These sleep disorders in parkinson’s are mainly excessive daytime sleepiness, insomnia, rapid eye movement behavior disorder of sleep, and restless legs syndrome. Sleep can also be affected by nocturia, difficulty turning over in bed, hallucinations, dyskinesias, pain, dystonia.
How can we treat these symptoms? The best evidence is for using modafinil for excessive daytime sleepiness. Caffeine may be effective but with less robust evidence. The antidepressant doxepin may help insomnia. Rivastigmine may be effective for RDB of sleep, along with clonazepam, generally used first-line. Other studies show that stopping sedative medications and reducing dopamine agonists during the daytime help. Amoxetine, a “stimulating” antidepressant, could also help daytime sleepiness and would simultaneously be helpful for depression. Quetiapine and memantine do not help daytime sleepiness.

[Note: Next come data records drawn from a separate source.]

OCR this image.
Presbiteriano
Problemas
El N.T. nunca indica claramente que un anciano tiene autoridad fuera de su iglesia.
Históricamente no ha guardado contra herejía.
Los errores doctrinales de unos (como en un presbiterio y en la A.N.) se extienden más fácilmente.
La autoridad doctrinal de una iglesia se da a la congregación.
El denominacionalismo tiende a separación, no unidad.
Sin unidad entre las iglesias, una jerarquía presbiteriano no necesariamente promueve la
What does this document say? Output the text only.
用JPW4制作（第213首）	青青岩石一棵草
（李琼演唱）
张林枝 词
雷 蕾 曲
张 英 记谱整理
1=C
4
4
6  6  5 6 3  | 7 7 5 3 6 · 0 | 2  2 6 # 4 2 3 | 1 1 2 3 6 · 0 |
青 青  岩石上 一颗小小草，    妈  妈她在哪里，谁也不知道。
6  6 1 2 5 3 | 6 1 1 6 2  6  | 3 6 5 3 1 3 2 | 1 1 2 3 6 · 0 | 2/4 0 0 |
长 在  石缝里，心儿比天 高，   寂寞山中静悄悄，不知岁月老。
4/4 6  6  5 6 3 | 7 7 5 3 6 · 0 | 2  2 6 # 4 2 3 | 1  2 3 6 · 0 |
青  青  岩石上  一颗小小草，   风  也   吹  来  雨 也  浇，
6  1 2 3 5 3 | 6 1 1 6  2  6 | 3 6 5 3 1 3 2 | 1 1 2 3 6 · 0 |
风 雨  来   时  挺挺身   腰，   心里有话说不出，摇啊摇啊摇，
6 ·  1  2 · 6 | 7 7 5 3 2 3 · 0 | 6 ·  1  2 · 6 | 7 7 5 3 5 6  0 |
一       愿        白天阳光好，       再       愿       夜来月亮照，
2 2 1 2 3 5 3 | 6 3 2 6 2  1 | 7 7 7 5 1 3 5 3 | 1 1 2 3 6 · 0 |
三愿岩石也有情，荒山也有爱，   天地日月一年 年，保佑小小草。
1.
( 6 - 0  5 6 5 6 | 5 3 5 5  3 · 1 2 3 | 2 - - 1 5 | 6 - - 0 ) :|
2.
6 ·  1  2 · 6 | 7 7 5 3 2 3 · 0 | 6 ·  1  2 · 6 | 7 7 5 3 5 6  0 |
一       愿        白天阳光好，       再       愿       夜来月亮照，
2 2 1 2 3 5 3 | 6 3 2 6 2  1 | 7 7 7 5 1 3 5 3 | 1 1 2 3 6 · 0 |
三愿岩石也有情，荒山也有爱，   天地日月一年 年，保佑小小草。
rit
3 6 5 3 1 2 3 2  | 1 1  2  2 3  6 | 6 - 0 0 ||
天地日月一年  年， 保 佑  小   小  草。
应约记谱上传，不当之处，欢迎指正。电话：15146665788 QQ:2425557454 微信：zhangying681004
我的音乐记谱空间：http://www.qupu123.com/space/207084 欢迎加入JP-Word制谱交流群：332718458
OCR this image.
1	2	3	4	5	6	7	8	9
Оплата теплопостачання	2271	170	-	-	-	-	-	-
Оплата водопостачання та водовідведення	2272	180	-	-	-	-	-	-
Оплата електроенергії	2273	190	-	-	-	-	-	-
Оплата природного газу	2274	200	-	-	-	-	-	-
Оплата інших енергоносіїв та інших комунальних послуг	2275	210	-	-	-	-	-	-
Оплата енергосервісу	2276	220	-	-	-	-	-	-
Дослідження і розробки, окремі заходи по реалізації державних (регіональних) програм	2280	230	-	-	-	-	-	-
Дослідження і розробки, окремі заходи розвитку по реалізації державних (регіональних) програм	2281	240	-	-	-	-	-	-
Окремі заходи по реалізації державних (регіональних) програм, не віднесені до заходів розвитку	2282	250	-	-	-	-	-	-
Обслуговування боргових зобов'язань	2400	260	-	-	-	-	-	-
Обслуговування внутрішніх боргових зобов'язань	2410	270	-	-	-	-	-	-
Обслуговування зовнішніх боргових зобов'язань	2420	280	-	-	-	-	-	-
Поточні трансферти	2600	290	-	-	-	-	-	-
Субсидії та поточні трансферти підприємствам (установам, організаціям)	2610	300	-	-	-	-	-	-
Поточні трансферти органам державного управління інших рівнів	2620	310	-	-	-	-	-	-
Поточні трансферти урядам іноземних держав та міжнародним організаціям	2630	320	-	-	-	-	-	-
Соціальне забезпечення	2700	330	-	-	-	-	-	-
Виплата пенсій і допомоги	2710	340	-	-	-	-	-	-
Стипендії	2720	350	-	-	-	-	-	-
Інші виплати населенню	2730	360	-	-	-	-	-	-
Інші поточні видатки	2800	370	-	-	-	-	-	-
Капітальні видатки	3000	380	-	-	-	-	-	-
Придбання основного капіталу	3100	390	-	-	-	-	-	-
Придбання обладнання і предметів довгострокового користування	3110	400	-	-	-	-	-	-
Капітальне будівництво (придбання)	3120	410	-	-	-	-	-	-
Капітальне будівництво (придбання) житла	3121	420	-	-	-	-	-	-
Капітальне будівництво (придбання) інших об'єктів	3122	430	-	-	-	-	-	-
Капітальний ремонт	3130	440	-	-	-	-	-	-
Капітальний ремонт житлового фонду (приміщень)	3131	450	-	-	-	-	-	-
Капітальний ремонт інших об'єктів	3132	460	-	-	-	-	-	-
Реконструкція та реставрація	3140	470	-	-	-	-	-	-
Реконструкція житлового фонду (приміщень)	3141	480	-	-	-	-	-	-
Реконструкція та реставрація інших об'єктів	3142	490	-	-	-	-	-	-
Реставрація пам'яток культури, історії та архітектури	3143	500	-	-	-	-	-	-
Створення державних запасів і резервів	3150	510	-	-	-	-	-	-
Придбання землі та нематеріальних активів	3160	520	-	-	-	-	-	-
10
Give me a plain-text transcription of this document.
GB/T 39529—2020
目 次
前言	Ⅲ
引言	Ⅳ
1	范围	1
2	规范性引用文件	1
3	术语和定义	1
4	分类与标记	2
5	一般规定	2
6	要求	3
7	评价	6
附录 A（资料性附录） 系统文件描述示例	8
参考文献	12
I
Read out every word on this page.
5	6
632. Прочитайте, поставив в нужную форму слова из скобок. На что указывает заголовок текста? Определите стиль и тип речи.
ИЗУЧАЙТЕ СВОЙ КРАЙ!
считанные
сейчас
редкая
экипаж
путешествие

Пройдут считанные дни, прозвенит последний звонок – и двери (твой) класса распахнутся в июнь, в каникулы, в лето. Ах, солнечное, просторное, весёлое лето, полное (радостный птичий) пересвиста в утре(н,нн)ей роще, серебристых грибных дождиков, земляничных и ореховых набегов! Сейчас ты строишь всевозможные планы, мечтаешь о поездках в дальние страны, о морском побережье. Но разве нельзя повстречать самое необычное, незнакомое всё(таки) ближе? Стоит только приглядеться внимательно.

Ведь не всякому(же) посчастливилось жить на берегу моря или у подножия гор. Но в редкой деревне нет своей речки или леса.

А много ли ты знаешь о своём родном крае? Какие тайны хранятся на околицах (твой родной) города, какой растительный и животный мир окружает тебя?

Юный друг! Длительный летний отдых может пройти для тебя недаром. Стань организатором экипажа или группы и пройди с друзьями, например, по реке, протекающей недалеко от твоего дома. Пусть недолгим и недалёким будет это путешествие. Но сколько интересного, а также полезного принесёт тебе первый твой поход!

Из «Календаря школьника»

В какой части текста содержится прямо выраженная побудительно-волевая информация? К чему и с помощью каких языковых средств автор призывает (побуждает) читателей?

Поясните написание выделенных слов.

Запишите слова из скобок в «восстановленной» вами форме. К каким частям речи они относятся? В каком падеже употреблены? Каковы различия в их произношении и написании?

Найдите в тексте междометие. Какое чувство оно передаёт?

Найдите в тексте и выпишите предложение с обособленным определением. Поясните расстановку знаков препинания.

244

For insomnia, studies support use of doxepin, melatonin, eszopiclone. Nortriptyline but not paroxetine may also improve sleep quality, especially in patients with depression. Dopamine agonists have been long used to treat RLS and are FDA-approved to do so.
The most surprising new finding is that rivastigmine may help RBD, when it is refractory to clonazepam and melatonin. Less surprising is that modafinil helps daytime sleepiness.
See Parkinsonism & Related Disorders, 2016, page 25-34. Lead author is T.M. Rodrigues, MD.